Study to research causes, treatments for obesity

Published 12:00 am Wednesday, December 2, 2009

By Emily Ford
eford@salisburypost.com
KANNAPOLIS ó Dr. Laura Svetkey knows what it’s like to struggle with weight.
Now lean, Svetkey can empathize with patients who come to her for help with obesity and dangerous complications like diabetes, high blood pressure and high cholesterol.
“Like most Americans, it’s been an issue I’ve struggled with my adult life,” said Svetkey, who leads a research team studying obesity for Duke University’s MURDOCK Study at the N.C. Research Campus.
When her daughter turned three years old, Svetkey said she realized she couldn’t use “baby weight” as an excuse anymore. She lost 25 pounds in six months by counting calories, eating pre-packaged meals for portion control and skipping dessert.
“It was a lot of hard work,” she said. “Losing the weight is step one. The harder thing is keeping it off.”
While Svetkey, the clinical research director for the Sarah W. Stedman Nutrition and Metabolism Center at Duke, found a weight-loss strategy that worked for her, the same plan might not work for someone else.
In a country where obesity has become an epidemic, many people quit trying to lose weight out of frustration.
Scientists working for the MURDOCK Study, named for Research Campus founder David Murdock, hope to find a way for doctors to determine which of their patients will respond to which weight-loss interventions.
Murdock gave Duke $35 million last year to jumpstart the ambitious study that aims to reclassify disease and “rewrite the textbook of medicine.” It could run for decades.
By researching the genetic causes of obesity, Svetkey’s team could discover why some people lose weight easily while others struggle, as well as finding better treatments and new medications.
While obesity dramatically increases the risk of hypertension, diabetes and other conditions that can lead to heart attack and stroke, some overweight people apparently suffer few ill effects.
On the other hand, some obese people who lose weight still have ailments that usually improve with weight loss.
“It’s not just about weight,” Svetkey said. “There’s something else we need to understand.”
Researchers will start by trying to better understand metabolism, or how food is broken down and used in the body.
In the study’s first phase, they will generate metabolic profiles of patients by testing old blood samples stored at Duke. They will apply new genomic technologies to identify predictors of weight loss and weight control, as well as which patients’ health will improve when they lose weight.
In the study’s next phase, researchers will test their theories using some of the new blood samples taken from 50,000 Kannapolis and Cabarrus County citizens. Enrollment in the MURDOCK Study registry begins next month.
Much of this research will occur at the Core Laboratory in Kannapolis.
“We form a question, come up with a preliminary answer, then test it against another population,” Svetkey said.
It’s the same process that the MURDOCK Study will use to better understand heart disease, arthritis and hepatitis C.
“We all know people who can eat all they want and stay skinny,” Svetkey said at a seminar in Kannapolis last month. “We hate these people a little bit, but it’s not their fault. It’s their genetics.”
Ultimately, the MURDOCK Study should help physicians look at their patients’ biological profiles and predict whether they will lose weight and how best to do it.

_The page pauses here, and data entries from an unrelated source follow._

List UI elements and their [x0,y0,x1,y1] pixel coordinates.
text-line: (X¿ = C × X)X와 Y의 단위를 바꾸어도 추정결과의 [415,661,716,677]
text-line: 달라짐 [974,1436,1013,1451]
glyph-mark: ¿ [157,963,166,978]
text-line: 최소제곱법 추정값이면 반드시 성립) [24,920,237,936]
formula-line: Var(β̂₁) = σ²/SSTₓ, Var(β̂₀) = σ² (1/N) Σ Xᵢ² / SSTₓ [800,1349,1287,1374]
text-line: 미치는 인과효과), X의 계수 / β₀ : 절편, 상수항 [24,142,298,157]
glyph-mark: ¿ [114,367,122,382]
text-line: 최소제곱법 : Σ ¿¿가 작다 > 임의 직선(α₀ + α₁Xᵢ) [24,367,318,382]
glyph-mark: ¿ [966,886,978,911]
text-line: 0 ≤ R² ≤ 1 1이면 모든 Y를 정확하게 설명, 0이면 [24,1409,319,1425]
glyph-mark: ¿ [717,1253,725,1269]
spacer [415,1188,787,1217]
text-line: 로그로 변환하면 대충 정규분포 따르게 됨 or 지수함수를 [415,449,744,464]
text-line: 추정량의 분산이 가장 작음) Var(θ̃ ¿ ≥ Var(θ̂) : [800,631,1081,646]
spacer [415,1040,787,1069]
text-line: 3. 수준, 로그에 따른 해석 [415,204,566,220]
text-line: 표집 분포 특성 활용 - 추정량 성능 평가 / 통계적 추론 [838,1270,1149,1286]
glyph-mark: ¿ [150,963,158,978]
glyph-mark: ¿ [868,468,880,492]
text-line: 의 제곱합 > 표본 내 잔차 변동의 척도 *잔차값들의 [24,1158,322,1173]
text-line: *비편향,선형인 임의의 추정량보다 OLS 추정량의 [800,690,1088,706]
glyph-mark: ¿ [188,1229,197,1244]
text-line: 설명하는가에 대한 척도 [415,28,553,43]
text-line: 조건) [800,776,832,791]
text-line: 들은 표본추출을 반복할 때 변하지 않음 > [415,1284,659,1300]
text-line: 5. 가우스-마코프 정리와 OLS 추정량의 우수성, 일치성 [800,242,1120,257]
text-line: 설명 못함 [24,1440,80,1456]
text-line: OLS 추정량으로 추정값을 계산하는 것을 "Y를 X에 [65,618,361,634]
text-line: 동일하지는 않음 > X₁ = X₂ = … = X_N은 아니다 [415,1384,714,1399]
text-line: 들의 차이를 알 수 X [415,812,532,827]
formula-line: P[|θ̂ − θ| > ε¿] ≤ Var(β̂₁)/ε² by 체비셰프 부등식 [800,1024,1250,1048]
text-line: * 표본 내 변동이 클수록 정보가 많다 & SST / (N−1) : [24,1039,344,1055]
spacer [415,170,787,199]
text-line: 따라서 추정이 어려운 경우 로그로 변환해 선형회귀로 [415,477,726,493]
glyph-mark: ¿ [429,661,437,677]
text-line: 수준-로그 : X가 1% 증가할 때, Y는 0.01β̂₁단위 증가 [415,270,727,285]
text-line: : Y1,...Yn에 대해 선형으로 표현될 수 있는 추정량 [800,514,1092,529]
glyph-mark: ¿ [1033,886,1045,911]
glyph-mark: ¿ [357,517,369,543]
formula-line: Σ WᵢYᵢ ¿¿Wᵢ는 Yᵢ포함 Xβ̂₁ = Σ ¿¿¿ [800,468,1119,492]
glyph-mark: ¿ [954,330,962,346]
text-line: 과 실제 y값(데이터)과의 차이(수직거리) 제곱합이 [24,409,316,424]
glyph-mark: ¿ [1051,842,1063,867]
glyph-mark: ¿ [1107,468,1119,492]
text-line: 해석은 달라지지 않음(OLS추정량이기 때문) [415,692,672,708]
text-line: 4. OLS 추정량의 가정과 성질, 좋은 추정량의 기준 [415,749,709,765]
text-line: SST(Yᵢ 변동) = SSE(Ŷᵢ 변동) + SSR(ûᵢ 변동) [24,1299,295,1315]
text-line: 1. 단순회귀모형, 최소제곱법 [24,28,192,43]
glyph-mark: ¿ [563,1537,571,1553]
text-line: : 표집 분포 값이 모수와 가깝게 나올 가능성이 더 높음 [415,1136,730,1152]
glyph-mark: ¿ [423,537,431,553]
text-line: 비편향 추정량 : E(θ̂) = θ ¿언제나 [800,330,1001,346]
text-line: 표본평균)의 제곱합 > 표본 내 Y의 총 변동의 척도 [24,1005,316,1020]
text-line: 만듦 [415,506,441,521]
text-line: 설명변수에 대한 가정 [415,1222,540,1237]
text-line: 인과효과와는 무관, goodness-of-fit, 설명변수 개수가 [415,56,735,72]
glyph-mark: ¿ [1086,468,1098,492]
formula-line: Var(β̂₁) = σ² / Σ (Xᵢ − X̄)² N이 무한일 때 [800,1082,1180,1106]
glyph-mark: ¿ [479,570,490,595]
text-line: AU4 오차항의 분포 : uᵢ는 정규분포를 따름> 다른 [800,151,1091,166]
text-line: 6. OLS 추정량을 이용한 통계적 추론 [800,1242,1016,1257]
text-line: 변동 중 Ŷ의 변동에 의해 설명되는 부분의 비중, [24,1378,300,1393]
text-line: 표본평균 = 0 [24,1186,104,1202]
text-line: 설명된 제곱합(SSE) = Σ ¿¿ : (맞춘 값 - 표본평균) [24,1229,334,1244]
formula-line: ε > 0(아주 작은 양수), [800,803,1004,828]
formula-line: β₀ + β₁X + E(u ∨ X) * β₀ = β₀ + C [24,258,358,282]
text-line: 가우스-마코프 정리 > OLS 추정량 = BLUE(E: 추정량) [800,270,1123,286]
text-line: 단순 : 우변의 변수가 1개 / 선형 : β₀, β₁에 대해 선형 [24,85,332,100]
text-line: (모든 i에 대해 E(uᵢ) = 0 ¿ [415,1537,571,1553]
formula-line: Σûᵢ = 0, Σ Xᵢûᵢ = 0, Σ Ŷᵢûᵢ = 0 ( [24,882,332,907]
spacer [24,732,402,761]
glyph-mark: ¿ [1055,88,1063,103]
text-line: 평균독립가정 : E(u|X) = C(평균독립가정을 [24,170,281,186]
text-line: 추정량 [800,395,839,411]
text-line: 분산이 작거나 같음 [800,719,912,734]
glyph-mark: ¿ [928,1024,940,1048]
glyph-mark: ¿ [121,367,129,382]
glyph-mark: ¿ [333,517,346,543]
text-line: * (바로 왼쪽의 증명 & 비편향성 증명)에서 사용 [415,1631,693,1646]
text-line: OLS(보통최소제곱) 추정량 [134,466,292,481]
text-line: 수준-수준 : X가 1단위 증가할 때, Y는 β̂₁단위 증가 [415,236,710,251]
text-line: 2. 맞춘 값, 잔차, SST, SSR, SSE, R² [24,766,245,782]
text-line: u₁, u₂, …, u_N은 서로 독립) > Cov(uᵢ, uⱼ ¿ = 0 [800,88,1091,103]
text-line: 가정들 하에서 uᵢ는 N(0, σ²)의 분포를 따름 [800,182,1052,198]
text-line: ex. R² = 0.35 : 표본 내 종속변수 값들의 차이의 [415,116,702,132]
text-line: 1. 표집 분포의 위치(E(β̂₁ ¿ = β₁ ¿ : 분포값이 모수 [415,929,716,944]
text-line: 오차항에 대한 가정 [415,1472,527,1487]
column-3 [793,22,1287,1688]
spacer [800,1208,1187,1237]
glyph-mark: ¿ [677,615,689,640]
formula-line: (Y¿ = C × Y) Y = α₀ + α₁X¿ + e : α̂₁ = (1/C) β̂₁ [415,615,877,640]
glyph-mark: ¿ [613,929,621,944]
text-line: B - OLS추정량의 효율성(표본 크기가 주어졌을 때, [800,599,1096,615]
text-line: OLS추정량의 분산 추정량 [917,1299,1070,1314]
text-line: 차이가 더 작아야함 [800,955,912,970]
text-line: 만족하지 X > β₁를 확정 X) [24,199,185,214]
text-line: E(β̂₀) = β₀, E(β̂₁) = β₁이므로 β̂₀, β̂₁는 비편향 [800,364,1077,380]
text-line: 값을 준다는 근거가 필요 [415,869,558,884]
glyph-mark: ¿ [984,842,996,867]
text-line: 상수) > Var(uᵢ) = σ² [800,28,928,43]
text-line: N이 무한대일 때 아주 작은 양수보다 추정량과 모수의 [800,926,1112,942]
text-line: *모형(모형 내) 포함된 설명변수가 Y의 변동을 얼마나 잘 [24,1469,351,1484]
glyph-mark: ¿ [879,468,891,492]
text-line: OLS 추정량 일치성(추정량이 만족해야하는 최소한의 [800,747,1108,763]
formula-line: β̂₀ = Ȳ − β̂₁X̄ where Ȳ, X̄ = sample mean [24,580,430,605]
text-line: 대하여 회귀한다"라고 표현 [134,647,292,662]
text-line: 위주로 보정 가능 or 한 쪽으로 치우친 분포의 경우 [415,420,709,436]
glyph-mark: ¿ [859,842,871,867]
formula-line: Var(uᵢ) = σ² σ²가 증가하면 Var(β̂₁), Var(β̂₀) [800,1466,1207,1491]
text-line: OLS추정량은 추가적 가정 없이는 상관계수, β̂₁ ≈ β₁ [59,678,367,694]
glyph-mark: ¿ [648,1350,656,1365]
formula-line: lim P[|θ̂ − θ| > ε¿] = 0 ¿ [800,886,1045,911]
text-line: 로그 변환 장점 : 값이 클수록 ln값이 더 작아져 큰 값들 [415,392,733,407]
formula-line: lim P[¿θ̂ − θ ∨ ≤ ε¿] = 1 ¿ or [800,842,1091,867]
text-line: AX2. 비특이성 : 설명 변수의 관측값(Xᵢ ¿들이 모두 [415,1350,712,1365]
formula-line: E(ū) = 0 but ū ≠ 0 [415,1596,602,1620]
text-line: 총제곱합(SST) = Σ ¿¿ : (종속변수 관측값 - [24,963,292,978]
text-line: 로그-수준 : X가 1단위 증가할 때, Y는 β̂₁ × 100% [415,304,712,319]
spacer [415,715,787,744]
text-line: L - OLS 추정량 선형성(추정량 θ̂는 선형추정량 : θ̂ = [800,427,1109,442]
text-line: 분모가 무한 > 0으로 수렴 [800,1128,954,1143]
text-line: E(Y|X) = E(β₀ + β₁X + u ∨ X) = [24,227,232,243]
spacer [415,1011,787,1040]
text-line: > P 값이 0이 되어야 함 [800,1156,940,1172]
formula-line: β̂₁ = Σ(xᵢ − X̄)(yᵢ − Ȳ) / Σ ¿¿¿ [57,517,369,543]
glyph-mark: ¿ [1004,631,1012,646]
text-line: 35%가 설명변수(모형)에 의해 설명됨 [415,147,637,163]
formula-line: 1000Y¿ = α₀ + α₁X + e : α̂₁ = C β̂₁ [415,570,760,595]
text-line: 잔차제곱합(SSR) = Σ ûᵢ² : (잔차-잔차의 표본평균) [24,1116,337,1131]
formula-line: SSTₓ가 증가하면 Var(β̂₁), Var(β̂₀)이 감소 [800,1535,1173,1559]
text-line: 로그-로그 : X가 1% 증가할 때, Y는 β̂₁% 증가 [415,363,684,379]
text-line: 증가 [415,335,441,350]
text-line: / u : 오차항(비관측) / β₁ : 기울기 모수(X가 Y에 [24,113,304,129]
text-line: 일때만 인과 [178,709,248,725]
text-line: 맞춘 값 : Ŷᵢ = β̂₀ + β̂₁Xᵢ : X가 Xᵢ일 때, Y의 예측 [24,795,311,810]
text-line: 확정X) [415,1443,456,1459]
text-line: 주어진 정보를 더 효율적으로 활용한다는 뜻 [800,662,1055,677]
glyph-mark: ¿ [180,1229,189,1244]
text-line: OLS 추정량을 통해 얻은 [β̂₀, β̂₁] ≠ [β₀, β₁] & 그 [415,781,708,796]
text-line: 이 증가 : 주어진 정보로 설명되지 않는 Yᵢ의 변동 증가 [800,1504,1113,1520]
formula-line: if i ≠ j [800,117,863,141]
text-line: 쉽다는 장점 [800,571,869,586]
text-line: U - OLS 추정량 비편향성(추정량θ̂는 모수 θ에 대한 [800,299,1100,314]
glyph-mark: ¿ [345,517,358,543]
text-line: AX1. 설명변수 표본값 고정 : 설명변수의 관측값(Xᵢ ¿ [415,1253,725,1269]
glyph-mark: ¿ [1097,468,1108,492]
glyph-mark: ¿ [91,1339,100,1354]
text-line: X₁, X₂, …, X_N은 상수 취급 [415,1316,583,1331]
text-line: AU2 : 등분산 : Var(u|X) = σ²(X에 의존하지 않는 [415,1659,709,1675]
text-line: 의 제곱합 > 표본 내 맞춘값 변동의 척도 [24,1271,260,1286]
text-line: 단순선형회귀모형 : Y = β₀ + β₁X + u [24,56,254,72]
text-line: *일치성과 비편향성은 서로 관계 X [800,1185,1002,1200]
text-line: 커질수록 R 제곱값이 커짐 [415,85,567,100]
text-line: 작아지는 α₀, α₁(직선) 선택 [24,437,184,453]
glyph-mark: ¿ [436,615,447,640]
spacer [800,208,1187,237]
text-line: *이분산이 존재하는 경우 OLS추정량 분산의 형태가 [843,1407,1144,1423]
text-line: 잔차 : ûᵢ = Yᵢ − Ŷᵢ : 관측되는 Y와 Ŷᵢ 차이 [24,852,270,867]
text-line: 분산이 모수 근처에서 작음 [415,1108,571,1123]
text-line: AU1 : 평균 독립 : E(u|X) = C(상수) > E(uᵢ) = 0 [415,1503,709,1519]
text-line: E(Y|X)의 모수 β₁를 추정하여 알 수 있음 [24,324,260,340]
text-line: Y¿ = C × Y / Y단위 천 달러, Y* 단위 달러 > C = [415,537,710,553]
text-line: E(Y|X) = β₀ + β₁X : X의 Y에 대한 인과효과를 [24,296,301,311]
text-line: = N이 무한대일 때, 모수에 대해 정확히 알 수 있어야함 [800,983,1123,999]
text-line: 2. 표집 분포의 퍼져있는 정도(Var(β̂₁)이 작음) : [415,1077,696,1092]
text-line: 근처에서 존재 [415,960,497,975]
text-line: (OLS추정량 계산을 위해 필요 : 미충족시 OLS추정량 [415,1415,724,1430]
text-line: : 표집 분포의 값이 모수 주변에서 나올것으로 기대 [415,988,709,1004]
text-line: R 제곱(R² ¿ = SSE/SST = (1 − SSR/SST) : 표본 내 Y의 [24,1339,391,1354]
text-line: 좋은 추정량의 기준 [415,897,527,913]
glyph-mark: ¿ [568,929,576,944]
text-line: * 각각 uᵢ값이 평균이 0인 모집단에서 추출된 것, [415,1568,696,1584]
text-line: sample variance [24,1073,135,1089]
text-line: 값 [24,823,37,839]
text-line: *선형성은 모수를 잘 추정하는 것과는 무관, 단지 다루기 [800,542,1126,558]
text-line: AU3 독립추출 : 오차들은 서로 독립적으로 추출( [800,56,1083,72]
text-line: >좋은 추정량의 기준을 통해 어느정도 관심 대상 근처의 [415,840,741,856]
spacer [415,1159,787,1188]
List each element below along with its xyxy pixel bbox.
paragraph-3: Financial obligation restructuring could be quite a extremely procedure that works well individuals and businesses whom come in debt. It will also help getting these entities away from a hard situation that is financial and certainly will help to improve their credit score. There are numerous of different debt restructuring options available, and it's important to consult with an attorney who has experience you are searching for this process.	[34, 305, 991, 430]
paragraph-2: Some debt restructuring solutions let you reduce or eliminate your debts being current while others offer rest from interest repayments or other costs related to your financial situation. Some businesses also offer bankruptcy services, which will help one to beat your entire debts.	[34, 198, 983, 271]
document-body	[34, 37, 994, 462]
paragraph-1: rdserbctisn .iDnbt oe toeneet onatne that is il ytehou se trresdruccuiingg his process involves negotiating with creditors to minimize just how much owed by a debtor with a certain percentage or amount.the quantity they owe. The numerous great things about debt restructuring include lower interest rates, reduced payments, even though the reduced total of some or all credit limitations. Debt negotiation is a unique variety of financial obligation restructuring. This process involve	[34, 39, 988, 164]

But Svetkey cautioned that the fundamental key to weight loss always will be to burn more calories than are consumed.
“The majority of what influences weight loss and regain is not about biology,” she said. “It’s about behaviorócalories and exercise.”
Losing even a small amount of weight can significantly decrease the risk of diabetes and high blood pressure.
Dropping just one pound cuts the risk of developing diabetes by eight percent and takes one point off of high blood pressure.
“You don’t have to lose a lot of weight to see remarkable benefits,” Svetkey said.
Results from the MURDOCK Study could have a resounding impact on public health.
“I personally feel very grateful for this opportunity,” she said. “But we should never get the idea that a pill is going to solve everything.”